# Pro Plan Puppy: Label/Feeding Amount Confusion



## puddles everywhere (May 13, 2016)

Growing slows down considerably at 9-11 months. My girl went down to 3 cups at 8 months... she is now about to turn 4 and still on 3 cups. Every dog is a little different. Have you ever had a friend that ate like a horse and was skinny? Same thing with dogs, everyone is going to be a little different. \
Remember that labels are written as a general suggestion for the masses. You have to take into account how much exercise your dog gets, how much energy your dog has, how many treats you are feeding.
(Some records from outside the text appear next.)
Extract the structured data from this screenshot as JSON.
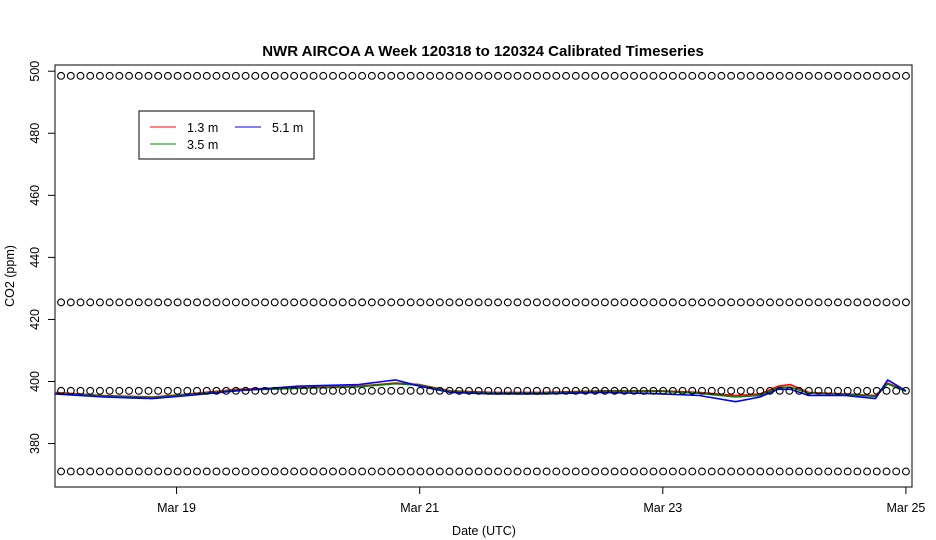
{
  "chart_data": {
    "type": "line",
    "title": "NWR AIRCOA A  Week 120318 to 120324  Calibrated Timeseries",
    "xlabel": "Date (UTC)",
    "ylabel": "CO2 (ppm)",
    "x_unit": "days of March 2012 (UTC)",
    "xlim": [
      18.0,
      25.05
    ],
    "ylim": [
      366,
      502
    ],
    "x_ticks": [
      {
        "value": 19,
        "label": "Mar 19"
      },
      {
        "value": 21,
        "label": "Mar 21"
      },
      {
        "value": 23,
        "label": "Mar 23"
      },
      {
        "value": 25,
        "label": "Mar 25"
      }
    ],
    "y_ticks": [
      380,
      400,
      420,
      440,
      460,
      480,
      500
    ],
    "grid": false,
    "legend": {
      "placement": "top-left",
      "entries": [
        {
          "label": "1.3 m",
          "color": "#ff0000"
        },
        {
          "label": "3.5 m",
          "color": "#008000"
        },
        {
          "label": "5.1 m",
          "color": "#0000ff"
        }
      ]
    },
    "series": [
      {
        "name": "1.3 m",
        "color": "#ff0000",
        "x": [
          18.0,
          18.4,
          18.8,
          19.1,
          19.5,
          20.0,
          20.5,
          20.8,
          21.0,
          21.25,
          21.6,
          22.0,
          22.5,
          23.0,
          23.3,
          23.6,
          23.8,
          23.95,
          24.05,
          24.2,
          24.5,
          24.75,
          24.85,
          25.0
        ],
        "values": [
          396.5,
          395.5,
          395.0,
          396.0,
          397.5,
          398.0,
          398.5,
          399.5,
          399.0,
          397.0,
          396.5,
          396.5,
          397.0,
          397.0,
          396.5,
          395.5,
          396.0,
          398.5,
          399.0,
          396.5,
          396.0,
          395.5,
          399.5,
          397.0
        ]
      },
      {
        "name": "3.5 m",
        "color": "#008000",
        "x": [
          18.0,
          18.4,
          18.8,
          19.1,
          19.5,
          20.0,
          20.5,
          20.8,
          21.0,
          21.25,
          21.6,
          22.0,
          22.5,
          23.0,
          23.3,
          23.6,
          23.8,
          23.95,
          24.05,
          24.2,
          24.5,
          24.75,
          24.85,
          25.0
        ],
        "values": [
          396.2,
          395.3,
          394.8,
          395.8,
          397.2,
          397.8,
          398.3,
          399.3,
          398.8,
          396.8,
          396.3,
          396.3,
          396.8,
          396.8,
          396.2,
          395.0,
          395.5,
          398.0,
          398.2,
          396.2,
          395.8,
          395.2,
          399.2,
          396.8
        ]
      },
      {
        "name": "5.1 m",
        "color": "#0000ff",
        "x": [
          18.0,
          18.4,
          18.8,
          19.1,
          19.5,
          20.0,
          20.5,
          20.8,
          21.0,
          21.25,
          21.6,
          22.0,
          22.5,
          23.0,
          23.3,
          23.6,
          23.8,
          23.95,
          24.05,
          24.2,
          24.5,
          24.75,
          24.85,
          25.0
        ],
        "values": [
          396.0,
          395.0,
          394.5,
          395.5,
          397.0,
          398.5,
          399.0,
          400.5,
          398.5,
          396.5,
          396.0,
          396.0,
          396.5,
          396.0,
          395.5,
          393.5,
          395.0,
          397.5,
          397.5,
          395.5,
          395.5,
          394.5,
          400.5,
          397.0
        ]
      },
      {
        "name": "",
        "marker": "circle",
        "color": "#000000",
        "x_start": 18.05,
        "x_end": 25.0,
        "count": 88,
        "levels": [
          498.5,
          425.5,
          397.0,
          371.0
        ]
      }
    ]
  }
}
Most female goldens will be closer to 60-65 lbs depending on the parents.


----------



## AllThatGlittersIsGolden (Sep 2, 2019)

Thank you for your input! I guess I'm confused for the drop at 6-8 months instead of 9-11 months, although I do realize that it's a range and I do not necessarily have to decrease. At 4 months, my girl is currently eating 2.5 cups per day, though I plan to add another 1/4-1/2 cup soon. She's about 25 lbs, and her body condition is ideal to me. She appears lean but not skinny, and her ribs are palpable. Like you said, every dog is different. I just didn't understand the lowering of food at 6-8 months compared to 9-11 months. I'll be increasing her food over the next several weeks, but of course, I'll continue to monitor her through weighing and palpation, and will decrease if she feels like she's getting too chunky.

Thank you again!!


----------



## cwag (Apr 25, 2017)

I found the amount on the PPP Large Breed Puppy to be about right although it's a pretty big range. The Eukanuba Large Breed was always way too much. You are exactly right to go by body condition/feeling ribs and keep her lean


----------



## AllThatGlittersIsGolden (Sep 2, 2019)

Good to know! I know every dog is different, but it sure is helpful to hear from other people's experiences.


----------



## rabernet (Feb 24, 2015)

I've never gone by suggested amounts on the bags of dog food. I often find their recommendations are more than what my boys actually need. Both of my boys get 1 cup twice a day of Purina Pro Plan Sport 30/20. It's perfect for Moses - his ribs are easily felt. I feel Noah could stand to lose a few lbs, but he's also hypo thyroid. He's about 5 lbs heavier than I'd like him to be.


----------



## jeffscott947 (Jun 9, 2019)

Without regard to any brand, I have found that they all overstate feeding amounts. After all, they are in business to sell us food! 
I would use the printed matter as a general guide only and go by the needs of the individual dog.


----------